Think about it. What are the elements that make a bass player, a drummer, a saxophonist, and a pianist work in harmony on stage? What kind of work ethic does it take to master an instrument so that you can follow the lead of another on the fly without rehearsal? How inspiring are the stories of humble beginnings and real-life struggles many jazz greats overcame to become staples of American music? How valuable is time spent with geniuses by digesting their work?
"The complexities of jazz mirrors the complexities of democracy," Watkins said.
Music as a teaching tool is hardly new. But Watkins believed a curriculum centered on music properly linked to other subject areas could lead to great strides in academic engagement and overall academic access.

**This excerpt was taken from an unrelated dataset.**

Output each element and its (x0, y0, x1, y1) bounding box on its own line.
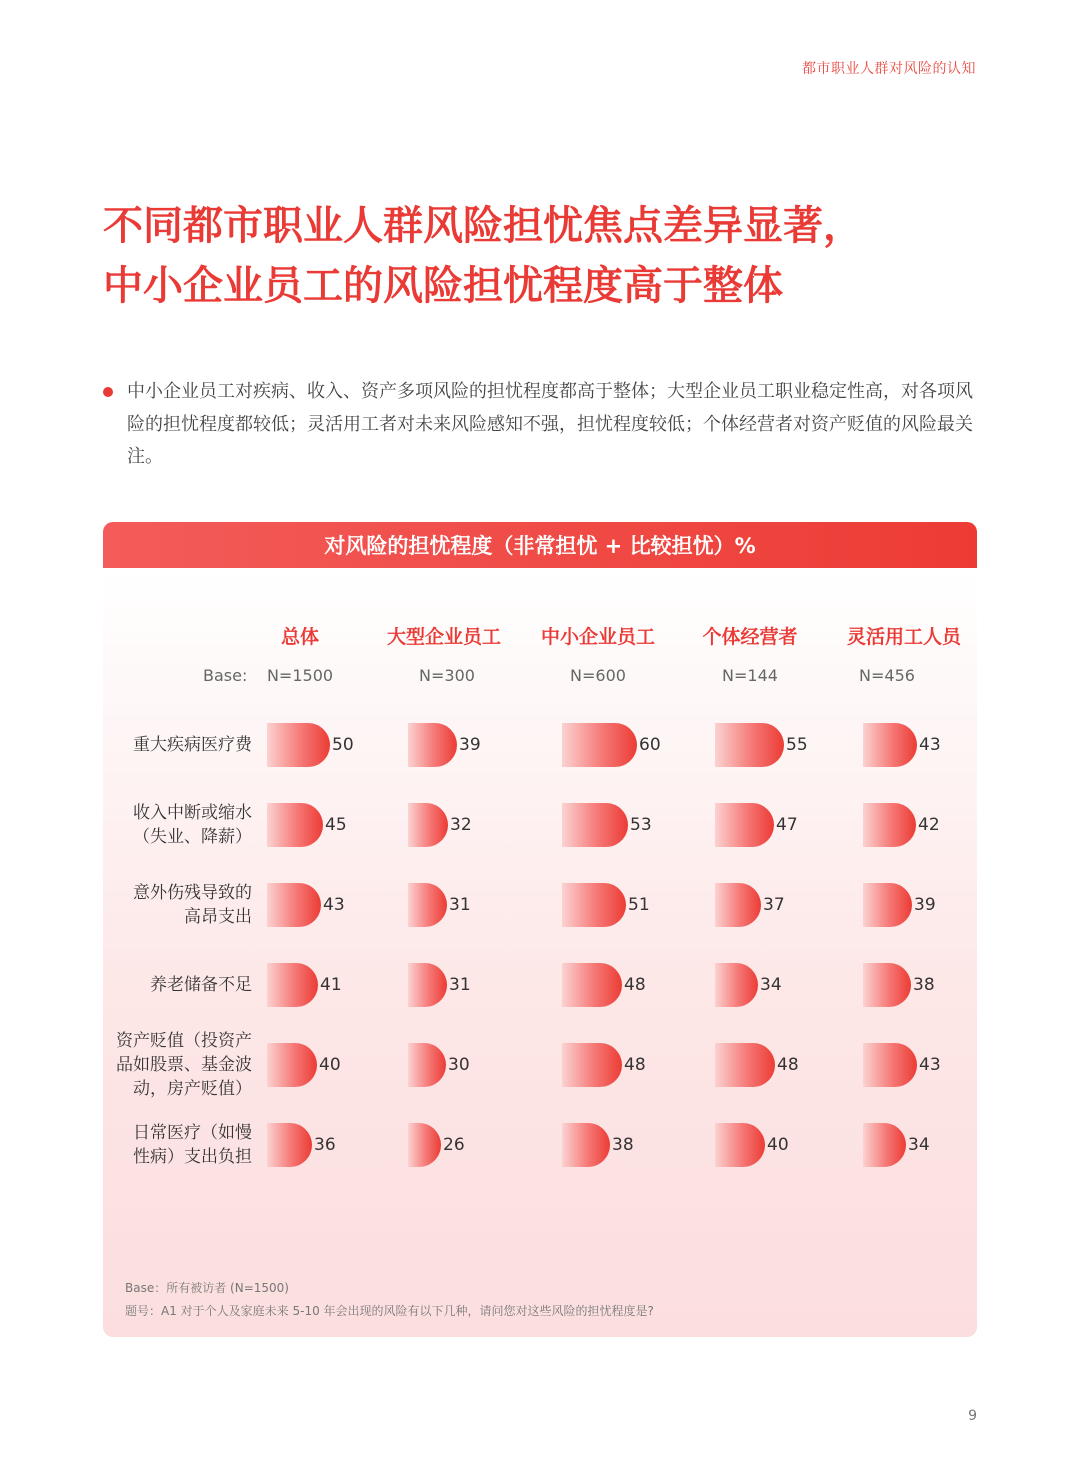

He developed this idea during undergrad studies at Stanford, where he fell in love with jazz. Watkins can still vividly recall the life-changing moment he heard "My Funny Valentine" by Sarah Vaughan on the Smithsonian Collection of Classic Jazz-which he had to listen to for a class.
"It was on Disc 4," he said. "I remember brushing my teeth and thinking, ‘Wait. I need to hear that again.’ Something happened in my soul."
Watkins did his honors thesis research at Oxford University and eventually got his Ph.D. in Music Education from the University of Reading in England.
Armed with knowledge from across the globe, a burning passion for jazz, and a heart to help inner-city children, Watkins came back to the Bay Area with a plan. He organized the first jazz and democracy collaboration at Thornhill Elementary in Oakland in 2007.
Fast forward: He has a curriculum that works-a 12-lesson program suitable for classrooms, afterschool programs, and community centers. He consults on art education at the district, school, and classroom levels, working with leaders and agenda-setters. He spends thousands of dollars a year hiring local musicians to demonstrate in class.
And he gets the benefit of seeing it really click in the minds of students.
"I had one student who wrote in the comments of the evaluation form that my class was almost as good as PE," Watkins said, unable to contain his laugh. "That was the single greatest comment I’ve ever received."